The Area Fleet Manager at Laira was Geoff Hudson, who was well aware of the popularity of the ‘50s’ on his books. He was also sympathetic to the idea of returning 50050 to as-near original condition as D400 once again. Green and Hudson backed returning the locomotive to service and agreed to fund the necessary repairs to allow it to be brought back into use. It was also agreed that 50050 could be repainted into original BR blue on condition that the costs of the repaint - estimated to be in the region of £2,500 - were met through sponsorship by RAIL.
During the refurbishment of the locomotives at Doncaster Works, several modifications had been carried out to the ‘50s’ which had changed their appearance from how they originally looked. Obsolete items such as the route indicator blinds and sanding ports had been plated over and these would not be reinstated as part of the backdating in order to keep costs down.
The news that D400 could be restored to BR blue was announced in RAIL 132. The story confirmed that Green had authorised the necessary repairs to the locomotive and agreed to the repaint. The cost of the repaint would be met by donations from RAIL readers, with RAIL’s publisher at the time, EMAP, agreeing to match each donation pound for pound. It also confirmed that work was scheduled to be completed in December 1990, although this target proved to be somewhat optimistic.
The idea quickly caught the attention of RAIL’s readers and the response to the appeal was almost instant with over £500 pledged within the first week after issue 132 had been published.
Over the following months, donations continued to be received towards the appeal and with £1,500 donated by readers and EMAP matching these donations.
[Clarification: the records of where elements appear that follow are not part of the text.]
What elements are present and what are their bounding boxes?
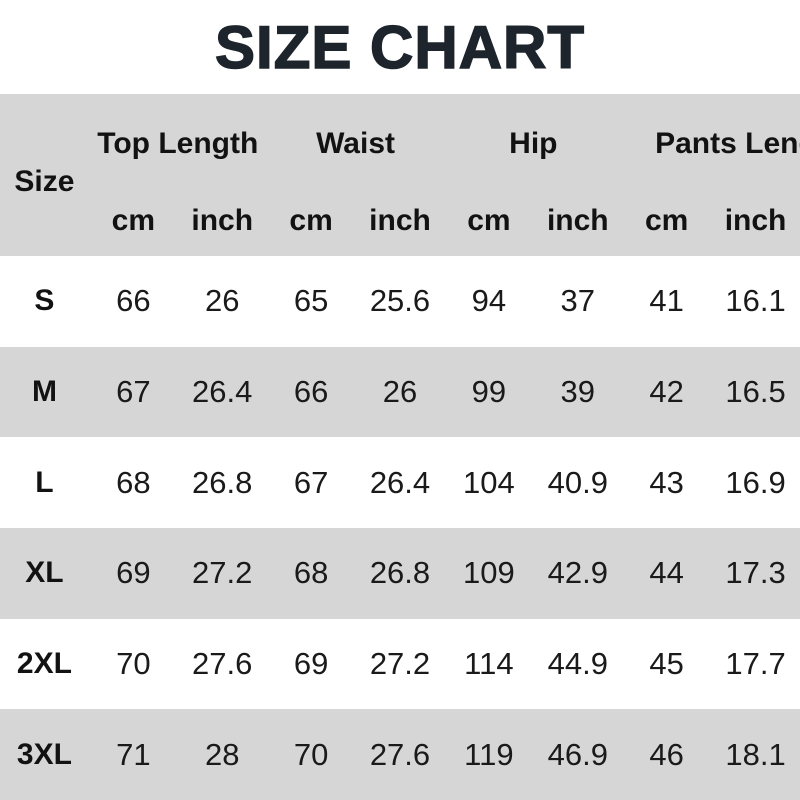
value-cell: 119 [464, 736, 514, 772]
unit-header-top-length-inch: inch [191, 204, 254, 237]
value-cell: 66 [293, 374, 329, 409]
value-cell: 70 [116, 646, 151, 682]
table-row-xl: XL 69 27.2 68 26.8 109 42.9 44 17.3 [0, 528, 800, 619]
value-cell: 26.8 [369, 555, 431, 591]
value-cell: 46 [649, 736, 684, 772]
table-row-3xl: 3XL 71 28 70 27.6 119 46.9 46 18.1 [0, 709, 800, 800]
value-cell: 39 [560, 374, 596, 409]
unit-header-pants-cm: cm [644, 204, 689, 237]
value-cell: 44.9 [547, 646, 608, 682]
value-cell: 70 [293, 736, 329, 772]
value-cell: 18.1 [725, 736, 786, 772]
size-label: L [35, 465, 54, 499]
unit-header-top-length-cm: cm [111, 204, 155, 237]
value-cell: 27.2 [192, 555, 253, 591]
value-cell: 109 [463, 555, 515, 591]
value-cell: 16.1 [725, 283, 786, 319]
size-label: XL [25, 556, 64, 590]
column-header-size: Size [14, 165, 75, 198]
value-cell: 17.7 [725, 646, 786, 682]
value-cell: 27.2 [369, 646, 431, 682]
value-cell: 94 [471, 283, 507, 319]
column-group-hip: Hip [509, 127, 558, 161]
value-cell: 41 [649, 283, 684, 319]
value-cell: 28 [204, 736, 240, 772]
page-title: SIZE CHART [214, 13, 585, 82]
unit-header-waist-inch: inch [369, 204, 431, 237]
value-cell: 71 [116, 736, 151, 772]
size-label: 3XL [16, 737, 72, 771]
value-cell: 26.4 [369, 464, 431, 500]
table-row-m: M 67 26.4 66 26 99 39 42 16.5 [0, 346, 800, 438]
value-cell: 104 [463, 464, 515, 500]
value-cell: 99 [471, 374, 507, 409]
size-label: S [34, 284, 55, 318]
value-cell: 42.9 [547, 555, 608, 591]
table-row-l: L 68 26.8 67 26.4 104 40.9 43 16.9 [0, 437, 800, 529]
table-header: Size Top Length Waist Hip Pants Length c… [0, 94, 800, 256]
column-group-top-length: Top Length [97, 127, 259, 161]
size-label: 2XL [16, 647, 72, 681]
value-cell: 25.6 [369, 283, 431, 319]
value-cell: 46.9 [547, 736, 608, 772]
value-cell: 69 [116, 555, 151, 591]
value-cell: 27.6 [192, 646, 253, 682]
title-bar: SIZE CHART [0, 0, 800, 94]
value-cell: 114 [464, 646, 514, 682]
value-cell: 69 [293, 646, 329, 682]
value-cell: 26 [204, 283, 240, 319]
column-group-waist: Waist [316, 127, 395, 161]
value-cell: 40.9 [547, 464, 608, 500]
table-row-2xl: 2XL 70 27.6 69 27.2 114 44.9 45 17.7 [0, 618, 800, 710]
value-cell: 44 [649, 555, 684, 591]
value-cell: 17.3 [725, 555, 786, 591]
value-cell: 27.6 [369, 736, 431, 772]
value-cell: 65 [293, 283, 329, 319]
value-cell: 42 [649, 374, 684, 409]
value-cell: 16.5 [725, 374, 786, 409]
unit-header-pants-inch: inch [724, 204, 787, 237]
value-cell: 43 [649, 464, 684, 500]
value-cell: 26.4 [192, 374, 253, 409]
size-label: M [31, 375, 57, 408]
value-cell: 68 [293, 555, 329, 591]
table-row-s: S 66 26 65 25.6 94 37 41 16.1 [0, 256, 800, 347]
unit-header-hip-cm: cm [467, 204, 511, 237]
value-cell: 67 [116, 374, 151, 409]
column-group-pants-length-label: Pants Length [655, 127, 800, 161]
column-group-pants-length: Pants Length [622, 94, 800, 194]
value-cell: 26.8 [192, 464, 253, 500]
value-cell: 67 [293, 464, 329, 500]
unit-header-waist-cm: cm [289, 204, 333, 237]
value-cell: 26 [382, 374, 418, 409]
table-body: S 66 26 65 25.6 94 37 41 16.1 M 67 26.4 … [0, 256, 800, 800]
value-cell: 68 [116, 464, 151, 500]
value-cell: 66 [116, 283, 151, 319]
value-cell: 45 [649, 646, 684, 682]
value-cell: 16.9 [725, 464, 786, 500]
value-cell: 37 [560, 283, 596, 319]
unit-header-hip-inch: inch [546, 204, 609, 237]
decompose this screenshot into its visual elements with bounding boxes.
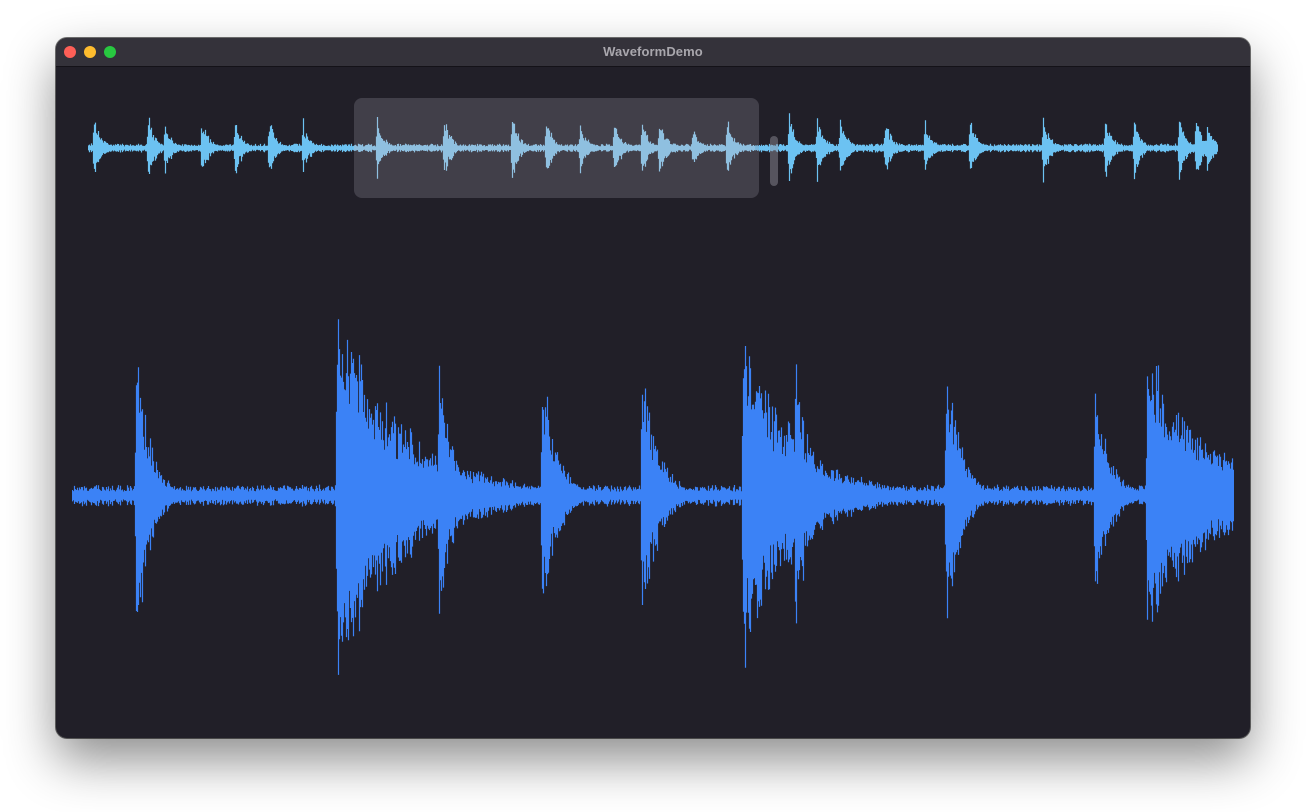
detail-waveform-plot [72,319,1234,675]
zoom-window-icon[interactable] [104,46,116,58]
minimize-window-icon[interactable] [84,46,96,58]
window-title: WaveformDemo [603,44,703,59]
overview-waveform-plot [88,113,1218,183]
waveform-samples-selected [353,117,756,179]
selection-resize-handle[interactable] [770,136,778,186]
detail-waveform[interactable] [72,288,1234,703]
app-window: WaveformDemo [56,38,1250,738]
overview-selection-region[interactable] [354,98,759,198]
title-bar: WaveformDemo [56,38,1250,67]
waveform-samples [72,319,1234,675]
overview-waveform[interactable] [88,106,1218,190]
close-window-icon[interactable] [64,46,76,58]
waveform-samples [88,113,1218,183]
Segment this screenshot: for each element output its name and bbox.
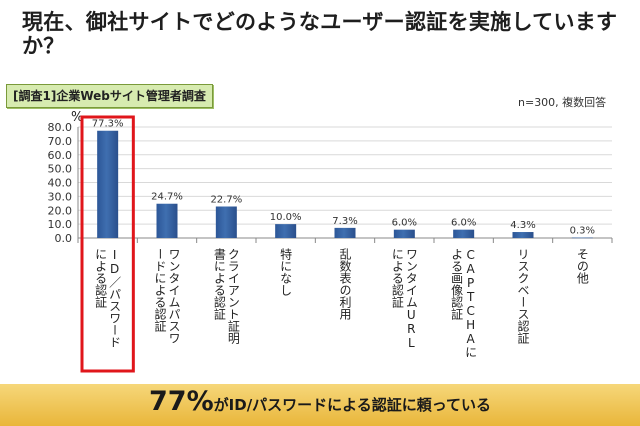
y-axis-unit: %	[71, 110, 83, 125]
x-category-label-column: による認証	[390, 248, 404, 308]
x-category-label-column: 書による認証	[212, 248, 226, 320]
data-label: 4.3%	[510, 220, 535, 231]
x-category-label-column: その他	[575, 248, 589, 284]
x-category-label-column: ードによる認証	[153, 248, 167, 332]
data-label: 22.7%	[210, 195, 242, 206]
y-tick-label: 10.0	[48, 218, 73, 231]
summary-emphasis: 77%	[149, 386, 214, 417]
y-tick-label: 70.0	[48, 135, 73, 148]
data-label: 77.3%	[92, 119, 124, 130]
bar	[453, 229, 475, 238]
x-category-label-column: 乱数表の利用	[338, 248, 352, 321]
summary-text: 77%がID/パスワードによる認証に頼っている	[0, 386, 640, 417]
data-label: 24.7%	[151, 192, 183, 203]
bar	[156, 203, 178, 238]
x-category-label-column: CAPTCHAに	[464, 248, 478, 358]
data-label: 7.3%	[332, 216, 357, 227]
bar	[275, 224, 297, 238]
bar	[512, 232, 534, 238]
bar	[393, 229, 415, 238]
y-tick-label: 40.0	[48, 177, 73, 190]
data-label: 0.3%	[570, 226, 595, 237]
summary-banner	[0, 384, 640, 426]
x-category-label-column: 特になし	[279, 247, 293, 296]
y-tick-label: 60.0	[48, 149, 73, 162]
x-category-label-column: ID／パスワード	[108, 248, 122, 348]
x-category-label-column: による認証	[94, 248, 108, 308]
x-category-label-column: ワンタイムパスワ	[167, 248, 181, 344]
x-category-label-column: よる画像認証	[450, 248, 464, 320]
x-category-label: その他	[575, 248, 589, 284]
page-title: 現在、御社サイトでどのようなユーザー認証を実施していますか？	[22, 10, 618, 58]
y-tick-label: 80.0	[48, 121, 73, 134]
highlight-box	[80, 115, 135, 373]
data-label: 10.0%	[270, 212, 302, 223]
x-category-label: リスクベース認証	[516, 248, 530, 344]
sample-note: n=300, 複数回答	[518, 96, 607, 109]
x-category-label: ID／パスワードによる認証	[94, 248, 122, 348]
bar	[97, 130, 119, 238]
x-category-label: 乱数表の利用	[338, 248, 352, 321]
x-category-label-column: リスクベース認証	[516, 248, 530, 344]
x-category-label-column: クライアント証明	[226, 248, 240, 345]
bar	[571, 237, 593, 239]
bar	[215, 206, 237, 238]
bar-chart: %80.070.060.050.040.030.020.010.00.0 77.3…	[48, 110, 613, 373]
y-tick-label: 0.0	[55, 232, 73, 245]
data-label: 6.0%	[392, 218, 417, 229]
data-label: 6.0%	[451, 218, 476, 229]
x-category-label-column: ワンタイムURL	[404, 248, 418, 350]
bar	[334, 227, 356, 238]
y-tick-label: 30.0	[48, 190, 73, 203]
x-category-label: 特になし	[279, 247, 293, 296]
survey-label: [調査1]企業Webサイト管理者調査	[6, 84, 213, 108]
y-tick-label: 20.0	[48, 204, 73, 217]
y-tick-label: 50.0	[48, 163, 73, 176]
summary-message: がID/パスワードによる認証に頼っている	[213, 396, 491, 414]
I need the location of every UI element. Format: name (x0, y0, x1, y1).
All in all, £3,000 was raised to fund the exhibition finish repaint to be applied to the rejuvenated D400.
Work on the locomotive progressed throughout late-1990 and early-1991, but completion of the locomotive was delayed due to the demands placed on maintenance staff at Laira keeping the other serviceable Class 50s in traffic. However, in late February, bodywork repairs and preparations for its repaint began. A month later the locomotive was completed and ready to be launched back into service.
It was announced that D400 would return to use on the Waterloo to Exeter route on April 6 1991. Its first revenue-earning service in its new guise was the 0945 Plymouth to Waterloo via Southampton, returning to the South West on the 1715 Waterloo to Exeter later in the day. Such was the interest in D400 that hundreds of people lined the route to catch a glimpse of the locomotive and many enthusiasts also travelled on services hauled by it.